Non è la prima volta che i videogiochi conquistano il grande (o piccolo) schermo. Abbiamo visto in passato Tomb Raider e i disastrosi Mortal Kombat e Resident Evil. Più recente è l’adattamento della saga d’avventura targata Naughty Dog: Uncharted, che ha avuto critiche abbastanza contrastanti. A gamba tesa in questa tendenza fa il suo ingresso Halo, il più famoso videogioco di fantascienza prodotto dalla casa americana Microsoft. I videogiocatori temono il flop, ma non negano una crescente dose di hype. Ci sarà da fidarsi di Paramount o sarà meglio evitare in principio la serie? Scopriamolo insieme.

La genesi ed i padri dell’opera

L’idea della serie su Halo non è di certo una novità. Si vocifera, infatti, dal 2013 la volontà di produrre un adattamento televisivo sulla saga della casa di Bill Gates. A volere a tutti i costi questa serie è un regista d’eccezione, padre di E.T., di Jurassic Park, di Indiana Jones, del più recente Ready Player One e di tanti altri. Stiamo parlando proprio di lui, del maestro del fantascientifico: Steven Spielberg.

La serie doveva, come abbiamo detto, essere prodotta nove anni fa, ma qualcosa è andato storto: i cambi di produzione e di trama hanno ritardato di molto il lancio, fino ad oggi. Spielberg ha trovato supporto nella Paramount e negli showrunner Steven Kane e Kyle Killen. I quali assicurano di aver trattato Halo con il degno rispetto, adattandolo ad un pubblico sia di fan, che di neofiti.

La trama

La trama ruota attorno a Master Chief (a.k.a. John-117) e fin qui nessun problema. Tuttavia, è stato già reso noto che gli sceneggiatori si sono presi delle libertà. La serie non seguirà per filo e per segno i videogiochi, ma trarrà da questi quanto più possibile, evitando di contraddirli. L’accortezza di Spielberg e di tutta la troupe è evidenziata dalla loro attenzione ad ogni adattamento della saga: i due showrunner hanno infatti dichiarato di aver preso alcuni dettagli dal libro Halo: La caduta di Reach. Nella serie vedremo quindi un Master Chief alla riscoperta di sé stesso, ostacolato dai Covenant, gli storici alieni antagonisti della saga videoludica.

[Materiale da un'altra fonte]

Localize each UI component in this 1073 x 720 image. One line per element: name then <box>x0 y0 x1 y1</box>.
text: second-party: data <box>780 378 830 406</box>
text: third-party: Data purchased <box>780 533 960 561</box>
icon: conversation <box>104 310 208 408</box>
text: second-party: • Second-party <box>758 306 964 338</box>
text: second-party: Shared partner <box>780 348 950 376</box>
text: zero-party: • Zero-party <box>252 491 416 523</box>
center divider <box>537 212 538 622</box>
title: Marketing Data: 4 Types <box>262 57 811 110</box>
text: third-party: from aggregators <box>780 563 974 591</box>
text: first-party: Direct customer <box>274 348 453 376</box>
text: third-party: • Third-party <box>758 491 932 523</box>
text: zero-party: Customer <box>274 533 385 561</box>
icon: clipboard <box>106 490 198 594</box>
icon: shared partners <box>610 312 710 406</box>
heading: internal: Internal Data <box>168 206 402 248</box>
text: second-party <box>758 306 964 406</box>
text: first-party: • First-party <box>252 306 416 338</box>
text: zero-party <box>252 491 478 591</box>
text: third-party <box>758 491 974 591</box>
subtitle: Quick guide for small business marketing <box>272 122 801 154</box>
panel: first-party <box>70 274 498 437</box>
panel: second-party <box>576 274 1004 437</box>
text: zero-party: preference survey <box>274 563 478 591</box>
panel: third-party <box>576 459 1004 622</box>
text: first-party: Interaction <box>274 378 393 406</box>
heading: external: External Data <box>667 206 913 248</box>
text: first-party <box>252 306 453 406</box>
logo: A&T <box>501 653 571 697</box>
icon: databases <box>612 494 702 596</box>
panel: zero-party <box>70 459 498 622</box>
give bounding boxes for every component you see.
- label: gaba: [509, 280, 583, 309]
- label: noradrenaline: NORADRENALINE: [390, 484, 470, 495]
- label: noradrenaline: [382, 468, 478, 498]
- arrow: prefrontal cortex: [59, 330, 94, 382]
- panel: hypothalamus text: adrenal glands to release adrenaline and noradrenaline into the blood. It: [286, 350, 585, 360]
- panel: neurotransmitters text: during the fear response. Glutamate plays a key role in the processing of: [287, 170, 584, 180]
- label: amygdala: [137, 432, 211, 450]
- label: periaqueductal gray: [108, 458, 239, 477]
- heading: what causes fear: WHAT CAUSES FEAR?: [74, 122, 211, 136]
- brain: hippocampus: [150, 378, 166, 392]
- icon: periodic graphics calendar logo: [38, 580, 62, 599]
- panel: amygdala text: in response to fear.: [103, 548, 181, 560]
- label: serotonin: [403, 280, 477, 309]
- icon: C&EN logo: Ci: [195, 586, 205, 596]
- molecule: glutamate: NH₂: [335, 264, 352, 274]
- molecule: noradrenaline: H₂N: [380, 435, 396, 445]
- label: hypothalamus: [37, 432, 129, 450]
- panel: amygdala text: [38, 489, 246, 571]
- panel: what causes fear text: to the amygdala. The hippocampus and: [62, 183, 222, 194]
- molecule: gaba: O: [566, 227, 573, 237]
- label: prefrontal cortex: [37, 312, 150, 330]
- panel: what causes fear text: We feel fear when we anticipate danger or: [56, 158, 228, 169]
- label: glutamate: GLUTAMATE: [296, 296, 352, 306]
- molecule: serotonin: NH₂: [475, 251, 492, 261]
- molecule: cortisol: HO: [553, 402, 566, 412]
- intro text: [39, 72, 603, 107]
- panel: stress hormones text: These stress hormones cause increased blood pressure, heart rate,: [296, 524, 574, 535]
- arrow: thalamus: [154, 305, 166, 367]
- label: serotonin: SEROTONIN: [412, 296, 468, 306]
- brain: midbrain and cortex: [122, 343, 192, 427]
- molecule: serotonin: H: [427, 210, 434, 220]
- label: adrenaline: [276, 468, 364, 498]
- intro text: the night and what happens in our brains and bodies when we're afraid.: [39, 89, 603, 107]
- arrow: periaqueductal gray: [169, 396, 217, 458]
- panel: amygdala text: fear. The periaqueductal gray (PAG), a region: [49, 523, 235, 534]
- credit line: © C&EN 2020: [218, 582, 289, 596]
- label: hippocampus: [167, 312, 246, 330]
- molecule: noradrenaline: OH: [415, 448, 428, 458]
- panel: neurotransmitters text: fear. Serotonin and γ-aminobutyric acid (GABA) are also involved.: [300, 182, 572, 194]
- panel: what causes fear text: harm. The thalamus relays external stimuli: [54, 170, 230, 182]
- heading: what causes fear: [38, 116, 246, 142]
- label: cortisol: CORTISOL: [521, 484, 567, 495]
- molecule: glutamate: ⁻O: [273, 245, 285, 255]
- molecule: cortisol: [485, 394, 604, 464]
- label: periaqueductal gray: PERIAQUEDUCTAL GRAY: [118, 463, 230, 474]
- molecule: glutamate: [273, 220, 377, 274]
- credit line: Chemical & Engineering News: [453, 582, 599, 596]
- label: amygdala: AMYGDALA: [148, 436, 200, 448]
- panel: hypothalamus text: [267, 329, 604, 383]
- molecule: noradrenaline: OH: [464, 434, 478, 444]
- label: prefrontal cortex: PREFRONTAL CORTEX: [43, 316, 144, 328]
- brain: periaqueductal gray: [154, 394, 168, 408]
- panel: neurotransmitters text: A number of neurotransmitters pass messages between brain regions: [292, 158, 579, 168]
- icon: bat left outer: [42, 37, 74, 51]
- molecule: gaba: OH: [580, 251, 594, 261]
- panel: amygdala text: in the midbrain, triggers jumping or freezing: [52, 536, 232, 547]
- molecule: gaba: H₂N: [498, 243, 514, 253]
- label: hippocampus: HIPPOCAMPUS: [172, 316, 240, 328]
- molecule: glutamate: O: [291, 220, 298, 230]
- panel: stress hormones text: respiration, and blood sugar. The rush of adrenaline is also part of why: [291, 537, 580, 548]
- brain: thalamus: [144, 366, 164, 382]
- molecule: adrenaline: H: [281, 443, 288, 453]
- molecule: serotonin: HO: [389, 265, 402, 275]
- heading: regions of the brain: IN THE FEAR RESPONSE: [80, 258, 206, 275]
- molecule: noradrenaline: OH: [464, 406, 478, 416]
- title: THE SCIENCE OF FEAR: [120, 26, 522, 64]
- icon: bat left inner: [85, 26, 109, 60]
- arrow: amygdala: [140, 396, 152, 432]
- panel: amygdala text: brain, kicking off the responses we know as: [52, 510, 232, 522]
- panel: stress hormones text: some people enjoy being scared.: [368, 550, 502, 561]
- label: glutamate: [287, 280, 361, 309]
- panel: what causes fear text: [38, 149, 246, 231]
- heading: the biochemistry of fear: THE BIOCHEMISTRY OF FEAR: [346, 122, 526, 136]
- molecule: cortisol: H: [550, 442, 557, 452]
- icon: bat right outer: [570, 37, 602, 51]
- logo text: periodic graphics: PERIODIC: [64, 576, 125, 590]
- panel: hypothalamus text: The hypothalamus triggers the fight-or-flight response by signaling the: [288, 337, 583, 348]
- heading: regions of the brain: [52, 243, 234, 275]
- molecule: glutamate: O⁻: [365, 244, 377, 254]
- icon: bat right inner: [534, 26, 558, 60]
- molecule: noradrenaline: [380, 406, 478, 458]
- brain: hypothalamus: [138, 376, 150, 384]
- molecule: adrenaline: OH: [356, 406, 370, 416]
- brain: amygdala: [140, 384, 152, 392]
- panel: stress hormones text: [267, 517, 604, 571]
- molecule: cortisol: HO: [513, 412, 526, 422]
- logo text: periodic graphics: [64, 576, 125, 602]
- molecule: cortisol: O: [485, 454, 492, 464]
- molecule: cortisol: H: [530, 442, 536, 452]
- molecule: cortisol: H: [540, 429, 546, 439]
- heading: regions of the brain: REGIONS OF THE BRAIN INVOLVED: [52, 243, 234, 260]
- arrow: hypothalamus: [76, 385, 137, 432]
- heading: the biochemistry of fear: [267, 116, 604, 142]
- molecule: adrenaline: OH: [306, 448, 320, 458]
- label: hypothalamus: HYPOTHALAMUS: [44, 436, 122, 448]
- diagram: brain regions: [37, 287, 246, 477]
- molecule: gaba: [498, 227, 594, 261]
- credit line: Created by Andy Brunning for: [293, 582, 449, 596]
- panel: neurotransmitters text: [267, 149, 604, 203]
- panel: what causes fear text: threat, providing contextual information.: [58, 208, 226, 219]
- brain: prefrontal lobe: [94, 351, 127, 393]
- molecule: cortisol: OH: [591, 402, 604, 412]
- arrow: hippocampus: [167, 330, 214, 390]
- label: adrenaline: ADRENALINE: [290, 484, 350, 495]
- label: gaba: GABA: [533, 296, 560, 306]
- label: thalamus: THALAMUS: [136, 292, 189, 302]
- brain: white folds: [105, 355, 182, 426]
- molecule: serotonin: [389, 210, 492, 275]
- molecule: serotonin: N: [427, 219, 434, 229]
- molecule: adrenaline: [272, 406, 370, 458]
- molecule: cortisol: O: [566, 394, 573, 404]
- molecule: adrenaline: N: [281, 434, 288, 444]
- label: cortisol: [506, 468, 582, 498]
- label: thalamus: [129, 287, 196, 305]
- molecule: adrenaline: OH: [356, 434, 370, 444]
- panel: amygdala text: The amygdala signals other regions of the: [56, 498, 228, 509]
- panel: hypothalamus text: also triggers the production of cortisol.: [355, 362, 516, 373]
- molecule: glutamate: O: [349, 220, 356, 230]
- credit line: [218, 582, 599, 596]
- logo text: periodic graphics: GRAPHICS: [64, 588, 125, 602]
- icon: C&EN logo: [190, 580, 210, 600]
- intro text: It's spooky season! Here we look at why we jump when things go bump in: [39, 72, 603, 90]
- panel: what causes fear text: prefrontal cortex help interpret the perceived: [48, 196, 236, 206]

Cortana e la questione del casco

Ciò che ha fatto più storcere il naso ai fan più puristi e conservatori di Halo è l’aspetto di Cortana. L’assistente virtuale di Master Chief, nonché assistente vocale di Microsoft, nella serie assumerà un aspetto ben più umanizzato. Per quanto condivida la stessa voce della Cortana videoludica, questa nuova veste non è stata bene accolta dai fan. Altra questione, quella del casco: con The Mandalorian è nata la tendenza del casco perenne. Tendenza che si addirebbe al nostro protagonista, ma che sembra non essere nei piani di Spielberg. Il regista ha infatti affemato che il personaggio si vedrà spesso senza casco, cosa che nei videogiochi avviene solo parzialmente.

La serie: quando e dove?

La serie TV uscirà su Paramount + negli USA e su Sky Atlantic in Italia. La serie verrà trasmessa in contemporanea sia sulla rete statunitense che su quella italiana e vedrà la luce il 24 marzo (seguirà la versione doppiata il 28 marzo). La serie di Halo sarà composta da dieci episodi e sembra essere già stata confermata una seconda stagione. La cosa fa ben sperare, in quanto simbolo di qualità ed apprezzamento (dopotutto, da Spielberg non ci si poteva aspettare altro), ma resta comunque quell’alone di diffidenza generale. E se la serie dovesse andare male, ci penseranno i videogiochi a tirarci su.